We have evaluated for the first time the impact of a solvent/detergent (S/D) treatment on the quality and in vivo neutralization potency of horse-derived whole IgG antivenom used in the treatment of viperid snake bite envenoming in Central America. The S/D treatment by 1% tri (n-butyl) phosphate (TnBP) - 1% Triton X-45 at 22-25 degrees C was applied either on starting plasma or on purified immunoglobulins. The S/D agents were removed from both fractions by extractions with oil. S/D-treated plasma was subjected to caprylic acid precipitation to purify the immunoglobulins. Products were formulated, sterile-filtered, and filled into 10-mL vials, stored at 5+/-3 degrees C, and subjected to routine quality controls, SDS-PAGE, determination of anti-Bothrops asper venom antibody titre by ELISA, in vivo B. asper venom-neutralization potency tests, and safety test, comparatively with an antivenom manufactured by caprylic acid fractionation without S/D treatment. Results indicate that these conditions of S/D treatment on purified immunoglobulin yielded an antivenom of high turbidity that induced weight loss in animals. In contrast, antivenom fractionated from the S/D-treated plasma had physico-chemical and biological characteristics indistinguishable from those of the non-S/D-treated antivenom. S/D treatment of horse plasma may be considered to increase the viral safety of antivenoms.

Human heterophilic antibodies against equine immunoglobulins: assessment of their role in the early adverse reactions to antivenom administration.

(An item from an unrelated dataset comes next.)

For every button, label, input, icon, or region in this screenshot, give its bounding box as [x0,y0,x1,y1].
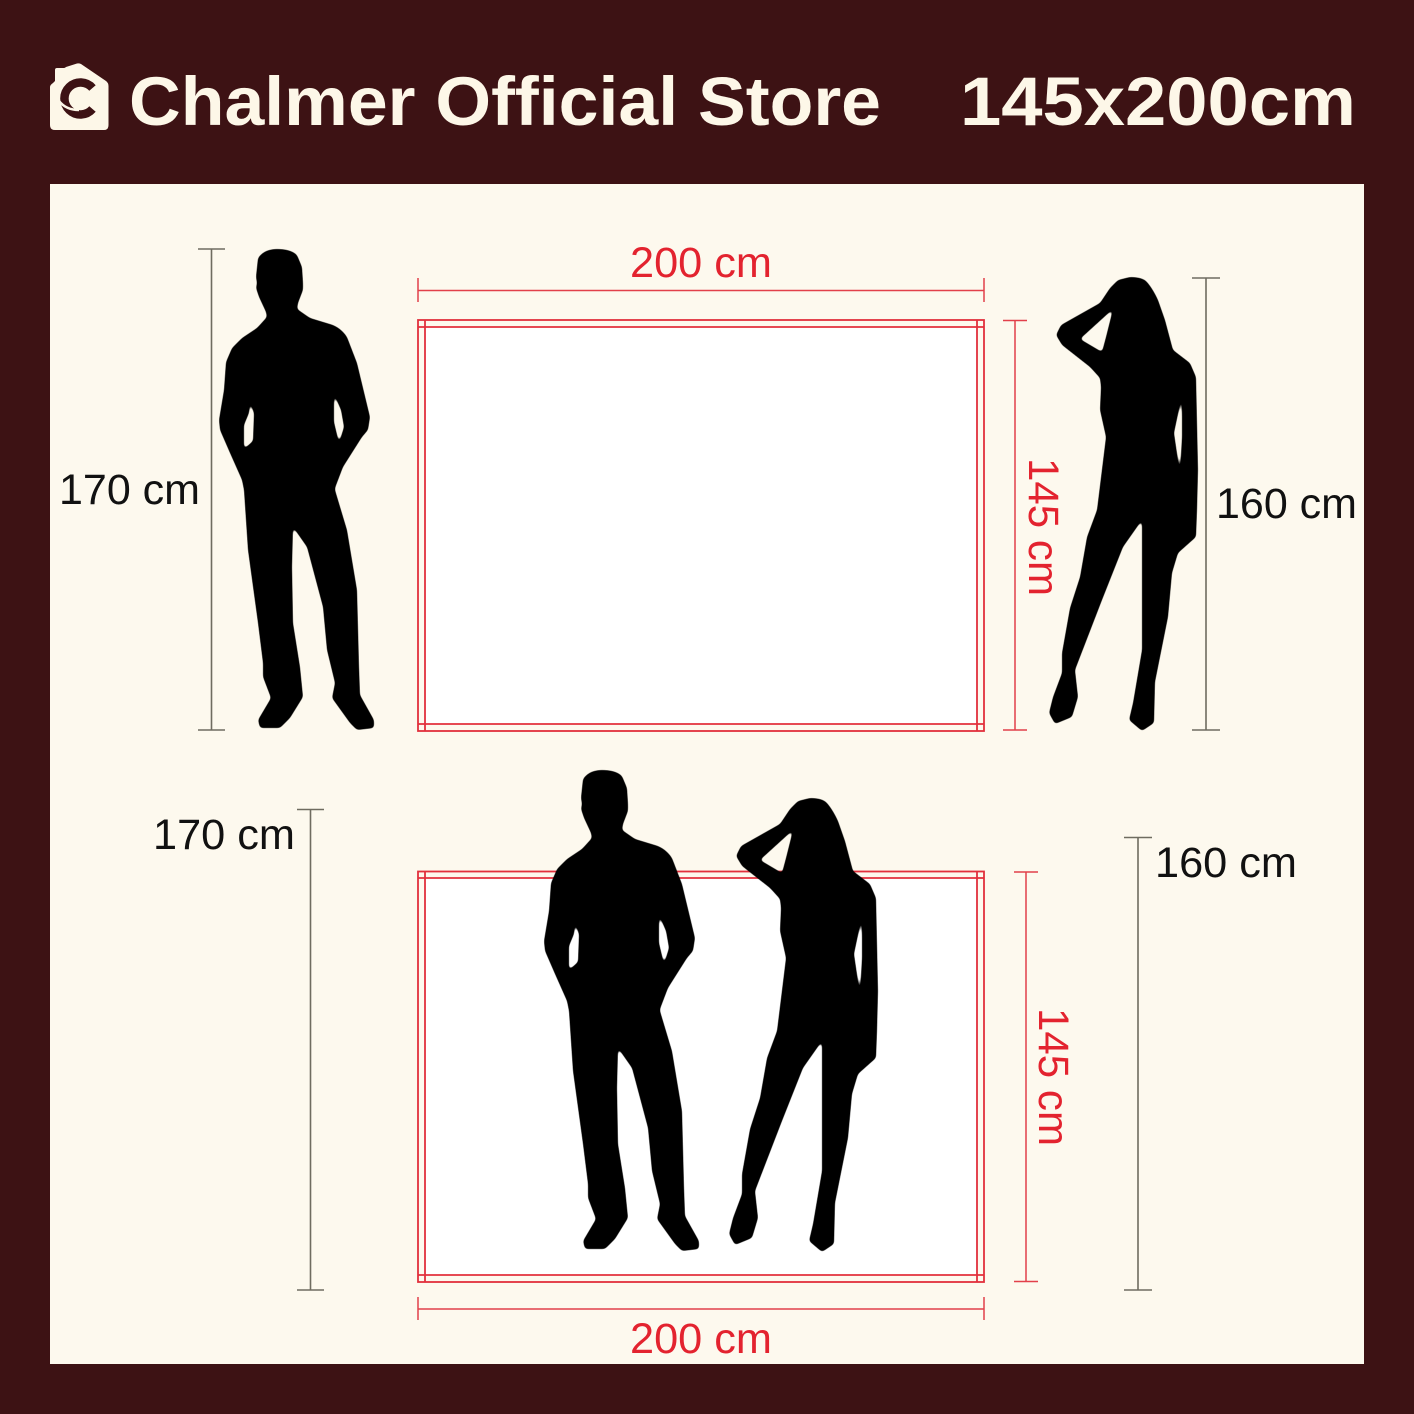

The presence of human heterophilic antibodies against horse immunoglobulins (HHA-HI) was determined by ELISA in sera from healthy volunteers and from patients who received equine antivenom for therapy of snake bite envenoming. These patients were selected from two independent clinical studies: one in Colombia in which patients received antivenom constituted by whole IgG (n=25); and the other in Brazil where an antivenom constituted by F(ab')(2) fragments was administered (n=31). Results show that healthy volunteers have antibodies, mainly of the IgG class, able to react with whole equine IgG. Additionally, patients have IgG antibodies that react both with whole equine IgG and F(ab')(2) fragments. In both clinical studies, no significant differences were observed in the HHA-HI titres between the patients who presented early adverse (anaphylactoid) reactions and those who did not develop them. In addition, no variation in titre was observed in samples collected before and after antivenom administration. These results do not support the hypothesis that the incidence of early adverse reactions to antivenom administration correlates with the titre of HHA-HI in the serum of patients. Nevertheless, participation of these antibodies as part of a multifactorial pathogenic mechanism associated with these reactions cannot be ruled out.